Italian debt an EU headache
December 3, 2013EU Economy Commissioner Olli Rehn (pictured) on Tuesday chided Italy over the nation's excessive public debt levels, confirming the southern European nation would not be given extra time to spend its way out of recession.
"Italy should respect a certain speed of debt reduction, but it's not doing so," Rehn told the "La Repubblica" daily paper. "For that reason, it will not be able to call on the flexibility clause for investments," he added.
Rehn was alluding to a special rider, which will allow countries that meet certain fiscal criteria to spend billions of euros more next year on pro-growth investments.
Spending cuts a must
Italy's debt now stands more than 130 percent of its gross domestic product or overall economic output, the highest rate in the 17-member eurozone after Greece.
In response to earlier criticism of public spending, the coalition government of Prime Minister Enrico Letta had pledged to sell state's stakes in eight companies, including energy giant Eni, aimed at raising up to 12 billion euros ($16 billion) and reducing public debt.

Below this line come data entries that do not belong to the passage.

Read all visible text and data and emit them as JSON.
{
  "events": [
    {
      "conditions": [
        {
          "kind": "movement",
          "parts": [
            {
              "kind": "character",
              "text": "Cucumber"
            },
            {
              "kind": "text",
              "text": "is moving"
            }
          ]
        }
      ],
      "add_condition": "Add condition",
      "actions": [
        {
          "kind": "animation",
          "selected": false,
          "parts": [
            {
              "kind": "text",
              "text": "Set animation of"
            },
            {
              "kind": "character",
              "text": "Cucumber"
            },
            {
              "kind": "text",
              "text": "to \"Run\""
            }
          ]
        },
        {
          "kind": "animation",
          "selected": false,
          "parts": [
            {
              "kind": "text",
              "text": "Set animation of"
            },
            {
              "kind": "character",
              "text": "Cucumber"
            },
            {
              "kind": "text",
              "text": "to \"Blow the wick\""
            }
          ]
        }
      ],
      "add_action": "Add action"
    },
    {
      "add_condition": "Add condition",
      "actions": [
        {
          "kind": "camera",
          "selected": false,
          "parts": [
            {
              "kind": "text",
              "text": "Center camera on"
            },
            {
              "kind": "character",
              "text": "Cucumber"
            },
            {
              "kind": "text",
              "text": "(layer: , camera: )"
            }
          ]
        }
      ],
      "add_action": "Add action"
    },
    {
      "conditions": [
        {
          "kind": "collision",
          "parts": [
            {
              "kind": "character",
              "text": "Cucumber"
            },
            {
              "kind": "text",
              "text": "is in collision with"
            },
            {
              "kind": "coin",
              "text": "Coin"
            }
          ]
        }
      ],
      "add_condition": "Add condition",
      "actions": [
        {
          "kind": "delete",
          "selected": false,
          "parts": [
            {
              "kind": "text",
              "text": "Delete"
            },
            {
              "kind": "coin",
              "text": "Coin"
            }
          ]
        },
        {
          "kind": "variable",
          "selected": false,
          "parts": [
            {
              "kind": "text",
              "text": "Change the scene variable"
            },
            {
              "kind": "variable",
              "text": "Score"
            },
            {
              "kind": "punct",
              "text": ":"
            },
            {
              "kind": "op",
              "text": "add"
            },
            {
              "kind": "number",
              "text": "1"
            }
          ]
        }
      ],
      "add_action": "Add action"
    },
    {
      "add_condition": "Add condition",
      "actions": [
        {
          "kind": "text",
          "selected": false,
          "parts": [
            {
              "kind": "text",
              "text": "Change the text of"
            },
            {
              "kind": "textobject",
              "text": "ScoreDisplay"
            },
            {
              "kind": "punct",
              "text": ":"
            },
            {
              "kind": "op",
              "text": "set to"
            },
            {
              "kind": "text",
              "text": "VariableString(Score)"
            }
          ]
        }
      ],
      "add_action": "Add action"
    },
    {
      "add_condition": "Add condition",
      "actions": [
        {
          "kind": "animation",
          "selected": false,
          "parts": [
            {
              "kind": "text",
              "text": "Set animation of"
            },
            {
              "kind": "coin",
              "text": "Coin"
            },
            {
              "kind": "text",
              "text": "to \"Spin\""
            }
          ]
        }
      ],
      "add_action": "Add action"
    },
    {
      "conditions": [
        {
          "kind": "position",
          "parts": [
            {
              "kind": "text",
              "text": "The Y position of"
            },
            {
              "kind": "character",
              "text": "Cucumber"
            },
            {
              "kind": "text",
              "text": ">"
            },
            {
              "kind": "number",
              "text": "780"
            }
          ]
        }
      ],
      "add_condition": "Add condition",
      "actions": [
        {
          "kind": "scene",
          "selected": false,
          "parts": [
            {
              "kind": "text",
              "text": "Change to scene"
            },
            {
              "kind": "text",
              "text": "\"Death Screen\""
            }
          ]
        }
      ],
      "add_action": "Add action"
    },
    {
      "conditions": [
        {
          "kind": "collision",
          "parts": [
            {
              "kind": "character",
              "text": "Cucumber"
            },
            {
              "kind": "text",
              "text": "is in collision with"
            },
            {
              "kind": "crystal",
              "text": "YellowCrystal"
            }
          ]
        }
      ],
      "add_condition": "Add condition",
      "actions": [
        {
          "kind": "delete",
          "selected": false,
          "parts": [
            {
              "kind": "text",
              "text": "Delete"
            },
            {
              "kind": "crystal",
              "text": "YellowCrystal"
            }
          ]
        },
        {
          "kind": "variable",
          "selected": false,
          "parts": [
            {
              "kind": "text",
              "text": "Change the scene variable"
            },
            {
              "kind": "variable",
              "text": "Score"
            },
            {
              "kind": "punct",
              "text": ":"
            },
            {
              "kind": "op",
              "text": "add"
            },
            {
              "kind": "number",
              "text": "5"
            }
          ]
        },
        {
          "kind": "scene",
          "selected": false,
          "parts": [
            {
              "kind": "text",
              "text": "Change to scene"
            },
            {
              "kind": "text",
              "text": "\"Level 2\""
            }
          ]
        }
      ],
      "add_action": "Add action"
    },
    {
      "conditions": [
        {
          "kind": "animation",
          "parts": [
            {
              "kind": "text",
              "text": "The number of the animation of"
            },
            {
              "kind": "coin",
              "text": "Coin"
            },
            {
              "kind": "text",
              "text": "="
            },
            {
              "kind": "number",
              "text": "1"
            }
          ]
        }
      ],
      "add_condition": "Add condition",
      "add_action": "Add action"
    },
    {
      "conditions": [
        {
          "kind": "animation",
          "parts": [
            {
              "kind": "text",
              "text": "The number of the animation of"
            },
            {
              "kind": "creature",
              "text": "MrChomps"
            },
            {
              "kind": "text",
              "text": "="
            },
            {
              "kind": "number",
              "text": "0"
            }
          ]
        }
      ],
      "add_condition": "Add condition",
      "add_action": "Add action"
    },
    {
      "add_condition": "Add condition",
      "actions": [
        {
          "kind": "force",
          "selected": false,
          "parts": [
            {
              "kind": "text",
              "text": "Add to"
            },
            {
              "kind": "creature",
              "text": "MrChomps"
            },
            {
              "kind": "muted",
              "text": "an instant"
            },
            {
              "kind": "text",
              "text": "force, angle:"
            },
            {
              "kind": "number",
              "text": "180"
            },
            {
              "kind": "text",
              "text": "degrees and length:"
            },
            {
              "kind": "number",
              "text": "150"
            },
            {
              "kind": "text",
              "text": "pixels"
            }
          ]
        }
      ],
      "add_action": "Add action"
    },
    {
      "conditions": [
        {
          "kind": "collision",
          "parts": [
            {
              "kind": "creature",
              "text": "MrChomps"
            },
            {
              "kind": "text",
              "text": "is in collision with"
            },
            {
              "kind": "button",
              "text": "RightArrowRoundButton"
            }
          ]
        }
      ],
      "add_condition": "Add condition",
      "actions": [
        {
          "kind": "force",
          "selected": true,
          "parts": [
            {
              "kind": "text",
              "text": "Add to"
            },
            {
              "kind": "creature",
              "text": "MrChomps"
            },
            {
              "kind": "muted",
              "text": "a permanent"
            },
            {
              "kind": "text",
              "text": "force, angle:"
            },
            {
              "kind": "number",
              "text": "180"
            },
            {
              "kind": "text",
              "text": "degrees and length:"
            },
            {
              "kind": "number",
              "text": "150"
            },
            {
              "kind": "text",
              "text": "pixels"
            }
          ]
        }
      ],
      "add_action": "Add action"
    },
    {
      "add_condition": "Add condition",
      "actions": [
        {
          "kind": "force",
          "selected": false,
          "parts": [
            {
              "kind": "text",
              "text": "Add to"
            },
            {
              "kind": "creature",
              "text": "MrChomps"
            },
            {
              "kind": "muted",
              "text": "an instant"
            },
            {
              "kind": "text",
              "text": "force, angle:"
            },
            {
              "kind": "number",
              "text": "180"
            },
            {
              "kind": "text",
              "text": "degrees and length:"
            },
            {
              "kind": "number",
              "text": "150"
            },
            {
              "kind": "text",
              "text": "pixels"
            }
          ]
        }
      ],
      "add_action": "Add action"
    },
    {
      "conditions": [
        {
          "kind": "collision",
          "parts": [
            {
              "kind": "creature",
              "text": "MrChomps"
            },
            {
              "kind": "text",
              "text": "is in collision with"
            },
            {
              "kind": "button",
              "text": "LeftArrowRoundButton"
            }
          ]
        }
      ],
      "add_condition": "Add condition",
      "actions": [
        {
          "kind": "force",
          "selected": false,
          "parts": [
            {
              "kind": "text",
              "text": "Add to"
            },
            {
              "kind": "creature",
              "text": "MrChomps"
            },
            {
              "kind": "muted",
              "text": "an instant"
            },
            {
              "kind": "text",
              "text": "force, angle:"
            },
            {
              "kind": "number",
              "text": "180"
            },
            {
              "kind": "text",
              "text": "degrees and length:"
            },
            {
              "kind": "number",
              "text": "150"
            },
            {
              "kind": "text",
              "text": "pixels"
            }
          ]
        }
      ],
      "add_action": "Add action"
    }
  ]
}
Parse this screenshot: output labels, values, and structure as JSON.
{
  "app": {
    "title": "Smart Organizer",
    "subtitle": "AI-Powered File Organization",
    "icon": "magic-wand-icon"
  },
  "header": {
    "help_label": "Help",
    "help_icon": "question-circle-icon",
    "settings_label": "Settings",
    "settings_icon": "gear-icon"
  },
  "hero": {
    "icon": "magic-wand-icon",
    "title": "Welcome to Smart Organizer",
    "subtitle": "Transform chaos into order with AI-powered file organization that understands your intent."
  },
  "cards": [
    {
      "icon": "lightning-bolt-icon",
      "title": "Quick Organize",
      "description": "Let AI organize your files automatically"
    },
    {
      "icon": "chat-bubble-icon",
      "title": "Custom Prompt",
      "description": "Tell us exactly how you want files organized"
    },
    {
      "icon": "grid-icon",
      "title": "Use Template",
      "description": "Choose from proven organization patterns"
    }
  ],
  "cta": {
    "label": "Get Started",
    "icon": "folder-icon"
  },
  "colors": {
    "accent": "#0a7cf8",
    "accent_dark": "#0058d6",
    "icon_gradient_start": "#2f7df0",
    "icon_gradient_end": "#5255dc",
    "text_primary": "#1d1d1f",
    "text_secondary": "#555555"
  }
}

The government also said it was conducting a thorough spending review with a view to identifying savings of up to 32 billion euros by 2016.
But Brussels' Olli Rehn didn't seem to be convinced. "I must be skeptical," he commented, given the progress made so far.
Official November data showed the Italian economy had contracted by another 0.1 percent in the third quarter, shrinking by 1.9 percent over 12 months.